As such, the plan includes support of an increased and targeted roadside drug testing program, as well as more circulation of driver health and well-being resources.
On the issue of driver distraction, the plan makes not of the need to balance the known safety and productivity benefits of on-board/mobile devices, with their potential to contribute to safety risks.
“Driver distraction can include a ringing mobile phone (auditory distraction) and being lost in thought (cognitive distraction), but activities that cause visual distraction, such as looking away from the road whilst texting, are reported to be the most dangerous.”

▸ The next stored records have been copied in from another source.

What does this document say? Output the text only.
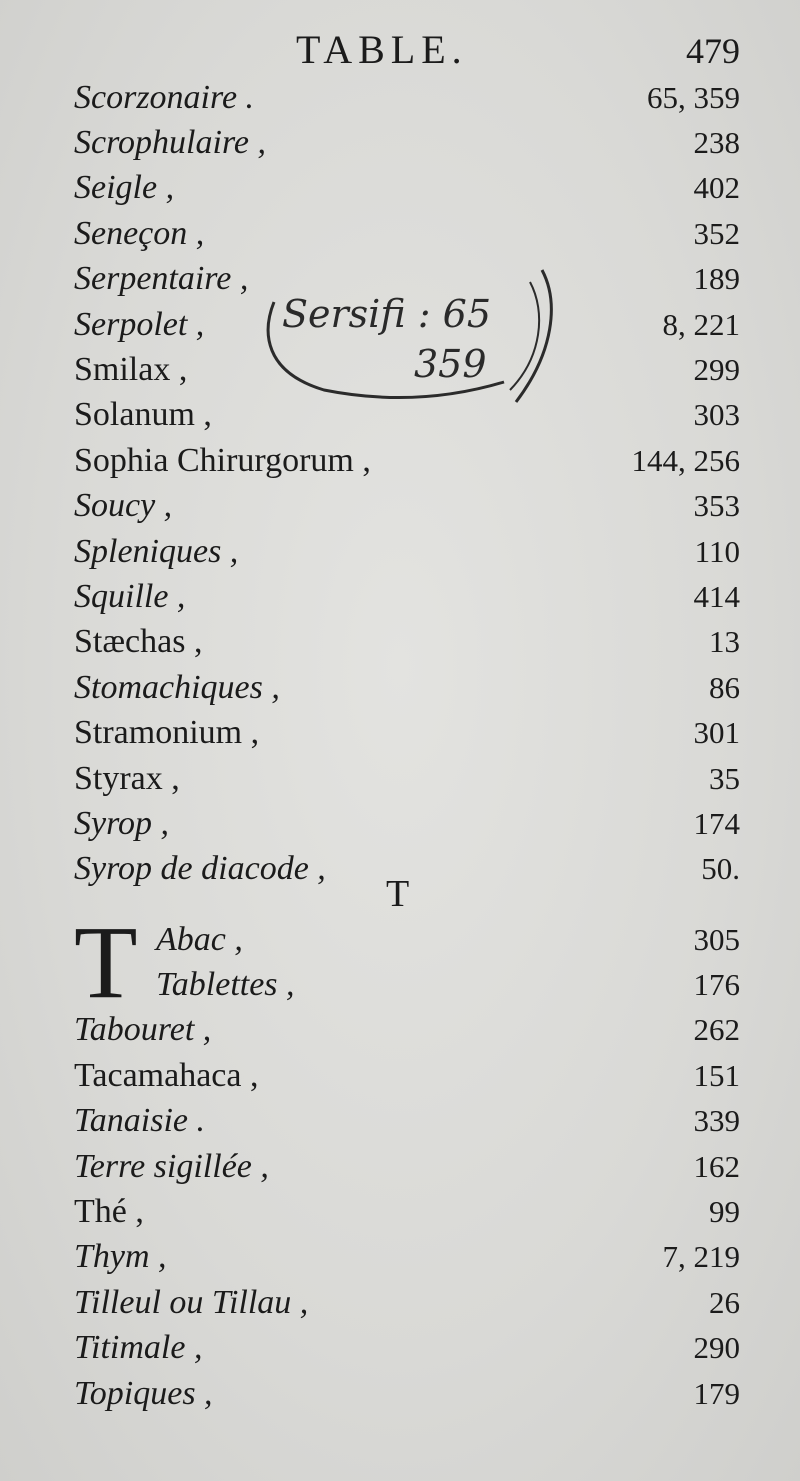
TABLE.	479
Scorzonaire .	65, 359
Scrophulaire ,	238
Seigle ,	402
Seneçon ,	352
Serpentaire ,	189
Serpolet ,	8, 221
Smilax ,	299
Solanum ,	303
Sophia Chirurgorum ,	144, 256
Soucy ,	353
Spleniques ,	110
Squille ,	414
Stæchas ,	13
Stomachiques ,	86
Stramonium ,	301
Styrax ,	35
Syrop ,	174
Syrop de diacode ,	50.
T
T Abac ,	305
Tablettes ,	176
Tabouret ,	262
Tacamahaca ,	151
Tanaisie .	339
Terre sigillée ,	162
Thé ,	99
Thym ,	7, 219
Tilleul ou Tillau ,	26
Titimale ,	290
Topiques ,	179
Sersifi : 65
359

“Data from international naturalistic driving studies suggest that driver distraction was a contributing factor in over 70 per cent of heavy vehicle crashes. With the advent of even more ubiquitous technologies appearing in the cabs of heavy vehicles, distraction for drivers is emerging as a serious safety risk.”
Minister for Transport and Main Roads, Mark Bailey, said the Queensland Government refused to accept that road trauma was an inevitable part of using the roads.
“Crashes involving heavy vehicles are more likely to result in serious outcomes. While there has been a general decline in fatal crashes involving heavy vehicles over the last five years (2013–2017), unfortunately this downward trend did not continue in 2018.”
The plan also advocates for fast-tracking mandatory safety technologies for new heavy vehicles including, collision avoidance systems, stability control for prime movers weighing 12 tonnes, stability control for trailers weighing more than 10 tonnes, autonomous emergency braking and under-run protection.
Recent research suggests that the mandatory application of Autonomous Emergency Braking Systems in heavy vehicles alone can prevent around 25% of fatal crashes.